Türklük maskesi altında, Türklüğe her türlü zarar getiren hareketler bu dönemlerde çok rahatlıkla yapılmıştır.
Bu partilerin iktidarlarında; Türk’ü Türk yapan her türlü kavram ve değer aşındırılmıştır. İşte İstanbul’da açılan İslam mucidleri ile icadlarını da anlatan sergide de bu yapılmaya çalışılmıştır diye düşünüyorum.
Oysa Türk milleti bunların hiç birini hak etmemektedir. Türkler, insanlık tarihi boyunca, üstün vasıflara sahip olduklarından daima insanlığa hizmet etmeye çalışmışlardır. Onun için Türklere bu hakları teslim edilmelidir.

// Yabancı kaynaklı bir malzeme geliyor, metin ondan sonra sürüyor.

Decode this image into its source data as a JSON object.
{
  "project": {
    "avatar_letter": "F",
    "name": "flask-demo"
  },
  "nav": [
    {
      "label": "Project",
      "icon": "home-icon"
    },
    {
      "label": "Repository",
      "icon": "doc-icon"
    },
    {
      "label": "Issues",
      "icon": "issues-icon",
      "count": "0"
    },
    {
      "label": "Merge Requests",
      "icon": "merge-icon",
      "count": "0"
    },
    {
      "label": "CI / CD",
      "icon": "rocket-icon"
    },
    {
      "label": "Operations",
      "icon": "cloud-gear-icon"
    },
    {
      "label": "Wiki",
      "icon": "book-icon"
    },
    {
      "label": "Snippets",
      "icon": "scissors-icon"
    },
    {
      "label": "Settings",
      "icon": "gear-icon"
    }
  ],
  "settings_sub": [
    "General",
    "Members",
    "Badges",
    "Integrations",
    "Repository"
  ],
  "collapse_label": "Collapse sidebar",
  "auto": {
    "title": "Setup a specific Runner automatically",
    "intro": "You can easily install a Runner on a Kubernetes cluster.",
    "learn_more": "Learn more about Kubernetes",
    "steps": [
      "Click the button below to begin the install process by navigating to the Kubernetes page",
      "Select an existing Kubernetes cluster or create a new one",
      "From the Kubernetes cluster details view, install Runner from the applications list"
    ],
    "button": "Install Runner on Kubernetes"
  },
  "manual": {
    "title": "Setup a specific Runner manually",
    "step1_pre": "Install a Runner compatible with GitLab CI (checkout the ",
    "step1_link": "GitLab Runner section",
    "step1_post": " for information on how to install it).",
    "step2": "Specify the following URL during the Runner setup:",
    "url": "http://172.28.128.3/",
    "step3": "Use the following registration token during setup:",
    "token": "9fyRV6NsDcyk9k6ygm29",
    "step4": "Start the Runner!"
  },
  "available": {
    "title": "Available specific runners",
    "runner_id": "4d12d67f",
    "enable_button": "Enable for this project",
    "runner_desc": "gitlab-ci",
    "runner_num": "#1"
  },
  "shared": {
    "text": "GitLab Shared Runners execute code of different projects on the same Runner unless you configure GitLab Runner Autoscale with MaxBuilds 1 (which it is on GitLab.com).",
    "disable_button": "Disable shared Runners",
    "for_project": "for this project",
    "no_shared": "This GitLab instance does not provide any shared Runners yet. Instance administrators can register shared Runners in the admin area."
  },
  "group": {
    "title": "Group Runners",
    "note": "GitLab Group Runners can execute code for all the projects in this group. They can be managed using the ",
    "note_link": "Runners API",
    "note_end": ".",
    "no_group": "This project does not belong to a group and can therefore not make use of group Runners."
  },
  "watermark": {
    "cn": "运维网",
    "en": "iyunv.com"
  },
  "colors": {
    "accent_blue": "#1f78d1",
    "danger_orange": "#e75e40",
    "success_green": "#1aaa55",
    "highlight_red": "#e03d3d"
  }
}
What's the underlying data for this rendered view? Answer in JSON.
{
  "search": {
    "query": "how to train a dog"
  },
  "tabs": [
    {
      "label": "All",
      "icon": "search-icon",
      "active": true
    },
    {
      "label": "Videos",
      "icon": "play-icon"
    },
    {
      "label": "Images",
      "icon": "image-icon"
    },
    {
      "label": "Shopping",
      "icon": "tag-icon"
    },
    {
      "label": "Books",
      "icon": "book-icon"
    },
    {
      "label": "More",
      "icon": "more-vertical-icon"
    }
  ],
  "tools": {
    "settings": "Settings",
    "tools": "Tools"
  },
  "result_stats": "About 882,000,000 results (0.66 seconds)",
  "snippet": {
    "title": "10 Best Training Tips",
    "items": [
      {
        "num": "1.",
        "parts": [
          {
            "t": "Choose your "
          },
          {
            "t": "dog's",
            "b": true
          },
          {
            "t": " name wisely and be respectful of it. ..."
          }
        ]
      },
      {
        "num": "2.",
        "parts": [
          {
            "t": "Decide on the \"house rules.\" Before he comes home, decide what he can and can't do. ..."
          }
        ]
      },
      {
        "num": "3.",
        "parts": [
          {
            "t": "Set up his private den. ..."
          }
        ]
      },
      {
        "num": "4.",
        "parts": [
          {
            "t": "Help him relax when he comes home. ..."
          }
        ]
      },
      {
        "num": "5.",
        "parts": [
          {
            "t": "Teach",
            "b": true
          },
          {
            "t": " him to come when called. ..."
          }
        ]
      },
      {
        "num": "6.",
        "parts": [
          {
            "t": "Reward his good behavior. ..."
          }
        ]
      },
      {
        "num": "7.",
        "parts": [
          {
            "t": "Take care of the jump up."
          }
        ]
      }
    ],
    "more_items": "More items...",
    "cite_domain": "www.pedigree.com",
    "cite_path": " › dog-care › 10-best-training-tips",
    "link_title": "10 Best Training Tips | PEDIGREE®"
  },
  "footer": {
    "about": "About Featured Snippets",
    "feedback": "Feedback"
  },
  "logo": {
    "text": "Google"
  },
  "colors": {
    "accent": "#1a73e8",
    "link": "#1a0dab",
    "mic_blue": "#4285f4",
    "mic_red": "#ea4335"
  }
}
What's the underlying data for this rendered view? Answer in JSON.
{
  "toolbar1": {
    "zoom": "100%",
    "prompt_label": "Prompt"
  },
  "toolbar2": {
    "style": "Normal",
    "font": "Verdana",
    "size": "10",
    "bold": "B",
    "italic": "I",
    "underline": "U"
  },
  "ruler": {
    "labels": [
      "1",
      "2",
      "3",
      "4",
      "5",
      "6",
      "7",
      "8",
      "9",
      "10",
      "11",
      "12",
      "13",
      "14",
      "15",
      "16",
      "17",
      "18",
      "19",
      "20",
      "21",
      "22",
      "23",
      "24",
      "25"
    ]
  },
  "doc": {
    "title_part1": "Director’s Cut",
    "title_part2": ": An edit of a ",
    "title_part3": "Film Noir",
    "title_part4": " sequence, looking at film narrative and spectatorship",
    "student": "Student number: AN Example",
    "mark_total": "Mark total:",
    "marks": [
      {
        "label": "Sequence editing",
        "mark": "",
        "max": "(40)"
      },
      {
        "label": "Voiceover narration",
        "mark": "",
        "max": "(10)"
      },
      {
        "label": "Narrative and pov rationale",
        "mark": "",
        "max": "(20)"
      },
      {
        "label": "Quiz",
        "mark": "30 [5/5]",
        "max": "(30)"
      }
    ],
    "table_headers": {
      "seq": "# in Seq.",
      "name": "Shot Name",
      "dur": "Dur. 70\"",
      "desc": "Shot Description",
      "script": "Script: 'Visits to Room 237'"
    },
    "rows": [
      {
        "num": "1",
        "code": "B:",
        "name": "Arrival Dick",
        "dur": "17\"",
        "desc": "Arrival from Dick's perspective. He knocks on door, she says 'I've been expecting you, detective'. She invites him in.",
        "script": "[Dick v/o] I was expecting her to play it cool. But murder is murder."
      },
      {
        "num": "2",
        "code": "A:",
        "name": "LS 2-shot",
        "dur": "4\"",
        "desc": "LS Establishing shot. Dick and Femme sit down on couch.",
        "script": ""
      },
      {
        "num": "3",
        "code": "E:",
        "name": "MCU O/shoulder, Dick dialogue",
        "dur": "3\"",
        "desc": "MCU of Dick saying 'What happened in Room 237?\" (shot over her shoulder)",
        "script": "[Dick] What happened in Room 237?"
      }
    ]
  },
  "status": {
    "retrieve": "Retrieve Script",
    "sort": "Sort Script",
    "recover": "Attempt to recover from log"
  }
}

Bu gün ülkemizde bombalar patlar, insanlar ölürken; yaşadıklarımızın bu konuyla ne alakası var diyebilirsiniz. Eğer Türk milletinin modları ile bu kadar oynanmasa, bu iktidarla varılacak nokta çok önceden belli olmasına ve onca uyarıya rağmen gidişata millet tarafından “dur” denilirdi. Halbuki her şey bunun tam tersi olmuştur. Onun için günümüzde “Türk” ne yaptığını bilmez bir haldedir. Ve bu hale planlı olarak getirilmiştir.
Bu durum ve Türk’ün üzerinde yüzyıllardır oynanan ince oyunlar bize göstermektedir ki; süratle “Türk gibi” olmaktan uzaklaşmaktayız.
O nedenle, bu konuya değinmek ve Türk Milletinin; İslam dünyası ile insanlığa büyük hizmetler yapan bir millet olduğunu ve böyle bir millet için, eğer kendi kudretinin farkında olsa bu günkü meselelerin çözümünün çok basit olduğunu hatırlatmak istedim.
Türk, o kadar çok yeteneklidir ki; yazının başına koyduğum, fotoğraftaki yazıyı bir daha okuyunca bunu daha iyi anlarsınız. Lakabı Taşçı Osman olan bu kardeşimiz “anne karnındaki bebeğe mesleki eğitim ve okuma yazma becerisi kazandırma”yı bilimsel olarak ispatladığını söylüyor. Var mısınız bu Türk’le ve onun milletiyle iddialaşmaya?